Already, the awards-season calendar has been slightly reshuffled as a response to the fires: The Critics Choice Awards, set to be televised this Sunday, were pushed back two weeks, while the announcement of the Oscar nominations was pushed back from Jan. 17 to Jan. 19. Nominations set to be unveiled this week by the producers, writers and cinematographers guilds were also delayed several days. (The Screen Actors Guild went ahead with its nominations on Wednesday but opted not to televise them as planned. The Directors Guild nominations were announced via news release as usual.)
But could the continuing disaster affect the Oscars telecast, which is set for March 2?
Though the Academy Awards have never been outright canceled, current events have sometimes forced a postponement. The first instance came in 1938, when the ceremony was moved back a week because of immense flooding in Los Angeles. In 1968, the assassination of the Rev. Dr. Martin Luther King Jr. led to a two-day show delay, while the 1981 shooting of President Ronald Reagan pushed the show back one day. The most significant postponement affected the 2021 Oscars ceremony, which was moved from its planned February date to April because of the Covid pandemic.

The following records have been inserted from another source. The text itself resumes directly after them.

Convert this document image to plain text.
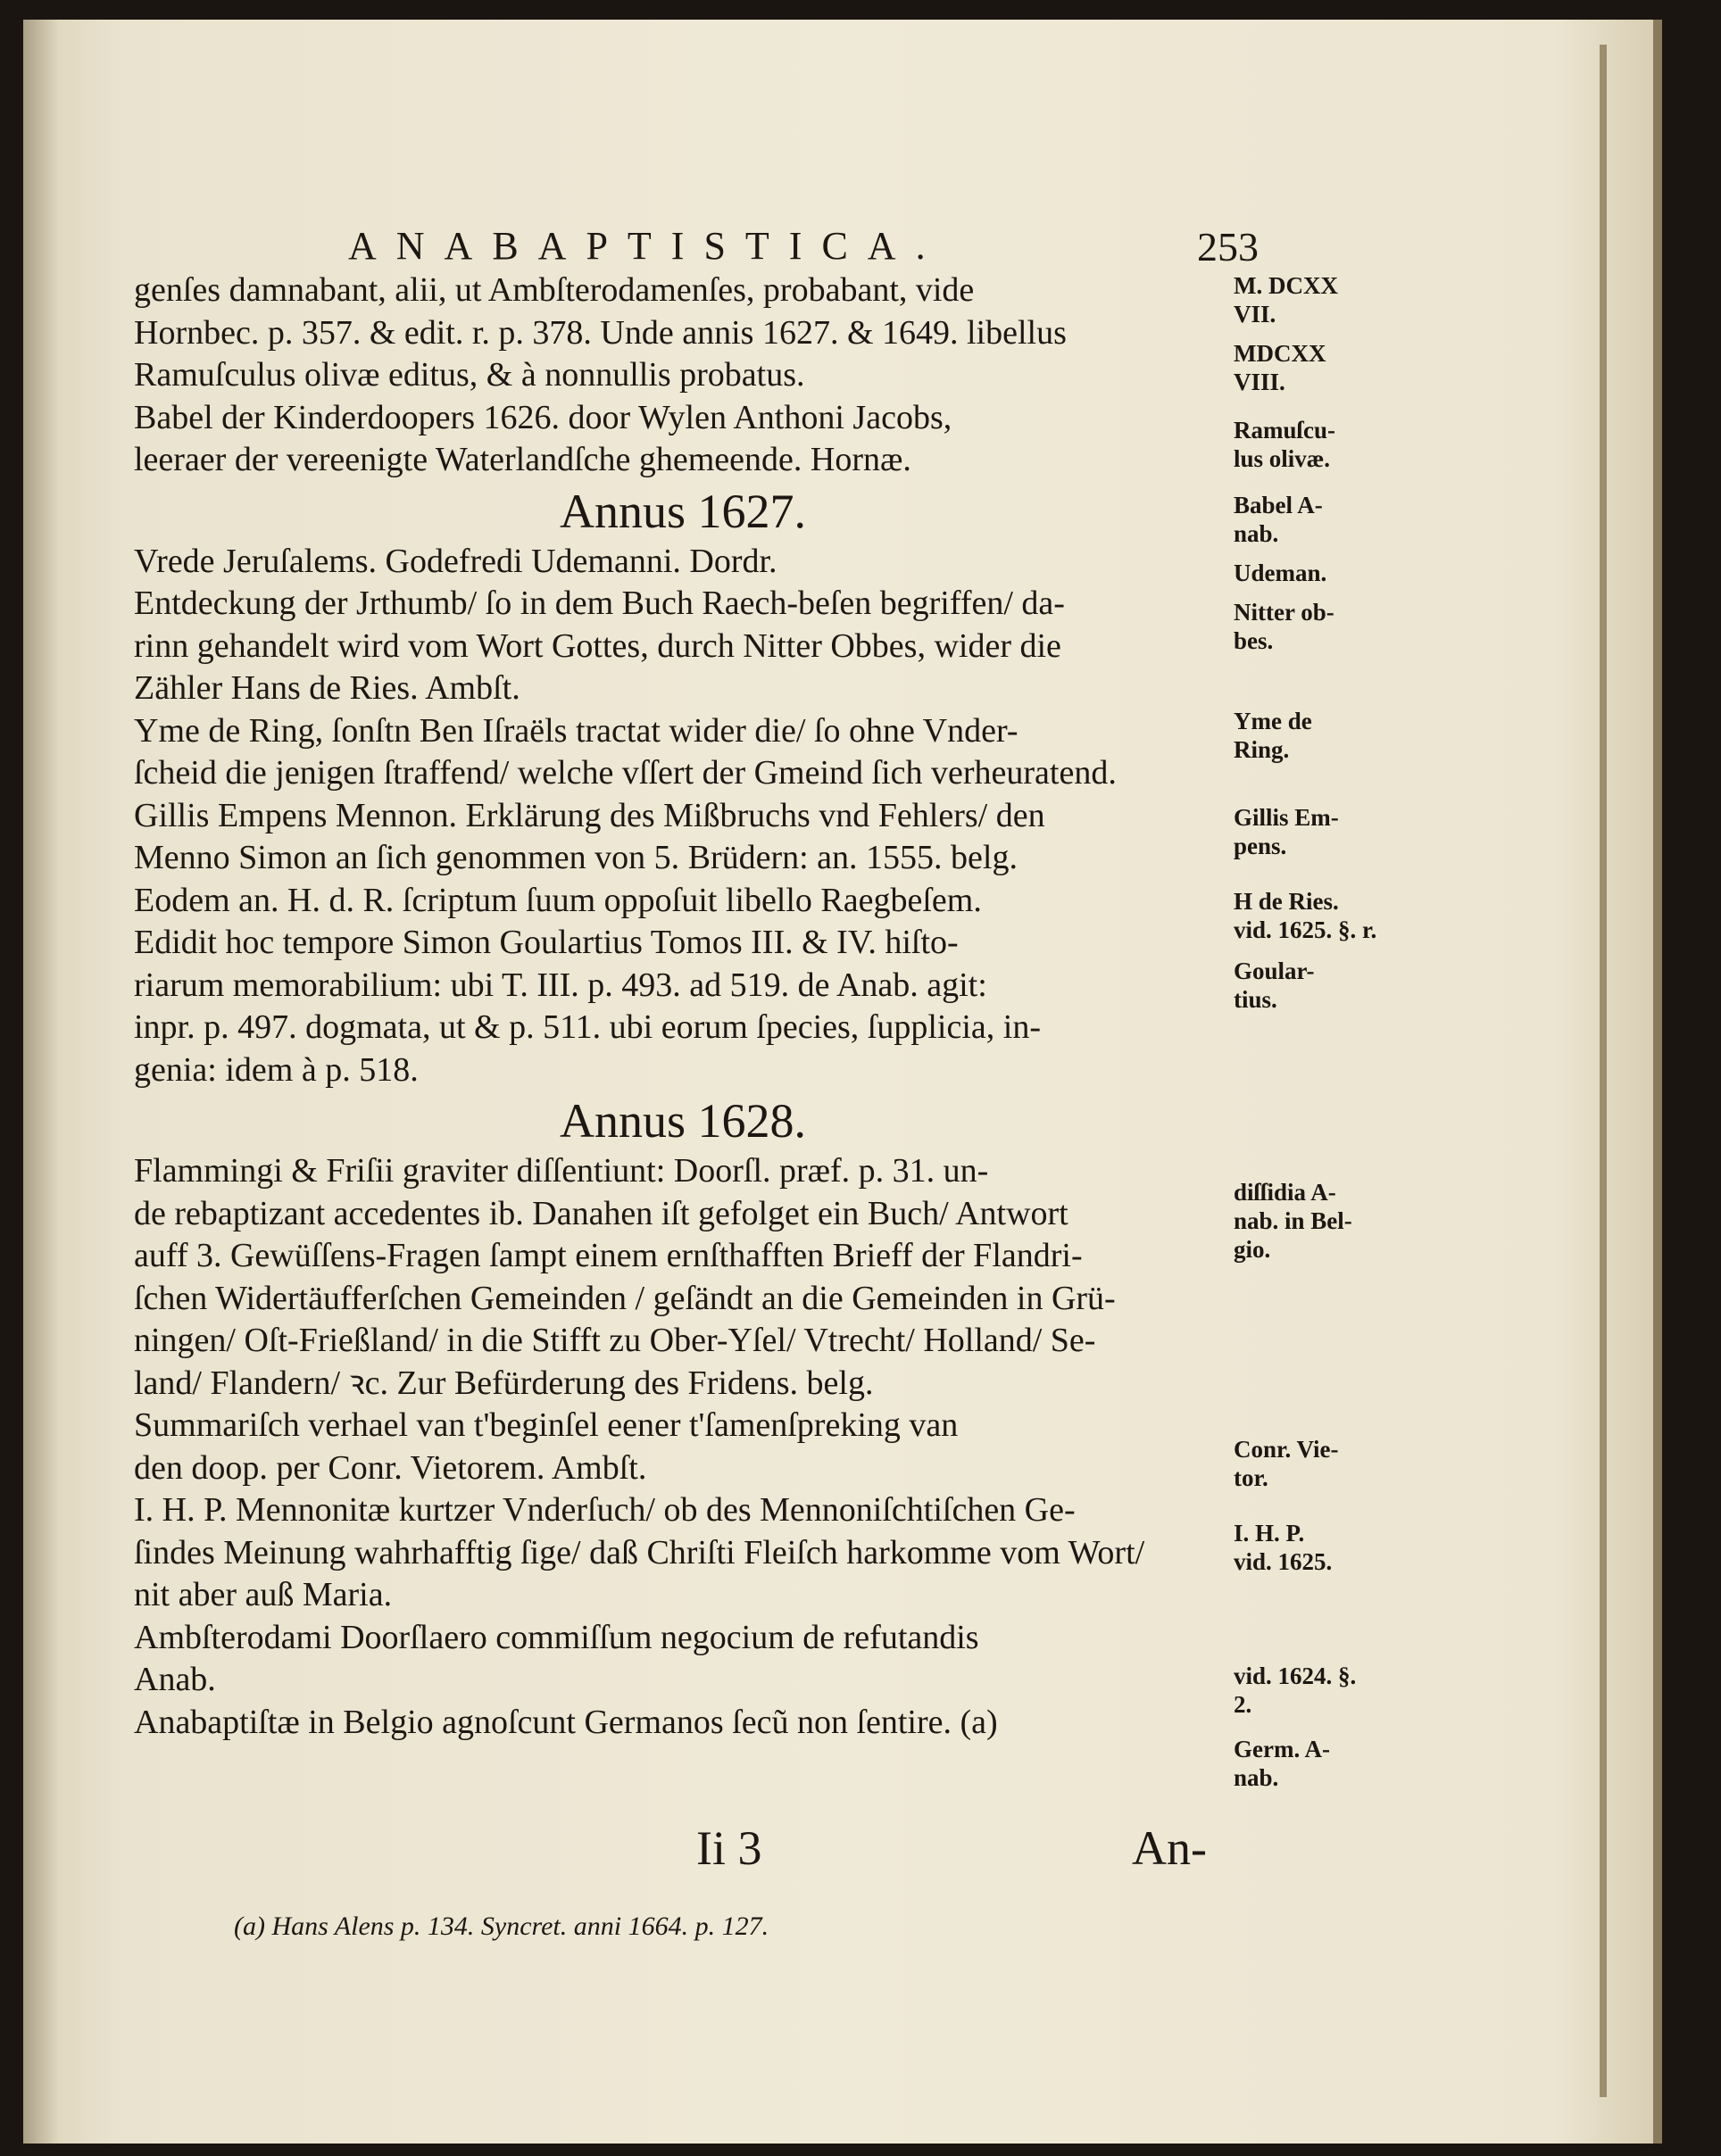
ANABAPTISTICA.	253
genſes damnabant, alii, ut Ambſterodamenſes, probabant, vide
Hornbec. p. 357. & edit. r. p. 378. Unde annis 1627. & 1649. libellus
Ramuſculus olivæ editus, & à nonnullis probatus.
Babel der Kinderdoopers 1626. door Wylen Anthoni Jacobs,
leeraer der vereenigte Waterlandſche ghemeende. Hornæ.
Annus 1627.
Vrede Jeruſalems. Godefredi Udemanni. Dordr.
Entdeckung der Jrthumb/ ſo in dem Buch Raech-beſen begriffen/ da-
rinn gehandelt wird vom Wort Gottes, durch Nitter Obbes, wider die
Zähler Hans de Ries. Ambſt.
Yme de Ring, ſonſtn Ben Iſraëls tractat wider die/ ſo ohne Vnder-
ſcheid die jenigen ſtraffend/ welche vſſert der Gmeind ſich verheuratend.
Gillis Empens Mennon. Erklärung des Mißbruchs vnd Fehlers/ den
Menno Simon an ſich genommen von 5. Brüdern: an. 1555. belg.
Eodem an. H. d. R. ſcriptum ſuum oppoſuit libello Raegbeſem.
Edidit hoc tempore Simon Goulartius Tomos III. & IV. hiſto-
riarum memorabilium: ubi T. III. p. 493. ad 519. de Anab. agit:
inpr. p. 497. dogmata, ut & p. 511. ubi eorum ſpecies, ſupplicia, in-
genia: idem à p. 518.
Annus 1628.
Flammingi & Friſii graviter diſſentiunt: Doorſl. præf. p. 31. un-
de rebaptizant accedentes ib. Danahen iſt gefolget ein Buch/ Antwort
auff 3. Gewüſſens-Fragen ſampt einem ernſthafften Brieff der Flandri-
ſchen Widertäufferſchen Gemeinden / geſändt an die Gemeinden in Grü-
ningen/ Oſt-Frießland/ in die Stifft zu Ober-Yſel/ Vtrecht/ Holland/ Se-
land/ Flandern/ ꝛc. Zur Befürderung des Fridens. belg.
Summariſch verhael van t'beginſel eener t'ſamenſpreking van
den doop. per Conr. Vietorem. Ambſt.
I. H. P. Mennonitæ kurtzer Vnderſuch/ ob des Mennoniſchtiſchen Ge-
ſindes Meinung wahrhafftig ſige/ daß Chriſti Fleiſch harkomme vom Wort/
nit aber auß Maria.
Ambſterodami Doorſlaero commiſſum negocium de refutandis
Anab.
Anabaptiſtæ in Belgio agnoſcunt Germanos ſecũ non ſentire. (a)
M. DCXX
VII.
MDCXX
VIII.
Ramuſcu-
lus olivæ.
Babel A-
nab.
Udeman.
Nitter ob-
bes.
Yme de
Ring.
Gillis Em-
pens.
H de Ries.
vid. 1625. §. r.
Goular-
tius.
diſſidia A-
nab. in Bel-
gio.
Conr. Vie-
tor.
I. H. P.
vid. 1625.
vid. 1624. §.
2.
Germ. A-
nab.
Ii 3	An-
(a) Hans Alens p. 134. Syncret. anni 1664. p. 127.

In addition to the Oscars and Critics Choice Awards, forthcoming televised ceremonies include the Independent Spirit Awards (Feb. 22) and SAG Awards (Feb. 23). Still, any calls to cancel them may be contested: The profits those shows generate from ad revenue would be lost, and the cancellation would affect crew members who have already been hit hard by a recent downturn in productions based in Los Angeles. Ancillary workers who serve the shows, like wait staff and florists, could also be affected, and some of the smaller movies are counting on the awards-show spotlight to generate box office interest.
In any case, these conversations may be premature: The fires are still ongoing and no one is certain what state Los Angeles will be in when they end. Sources within the academy are said to be sizing up the situation on a day-by-day basis.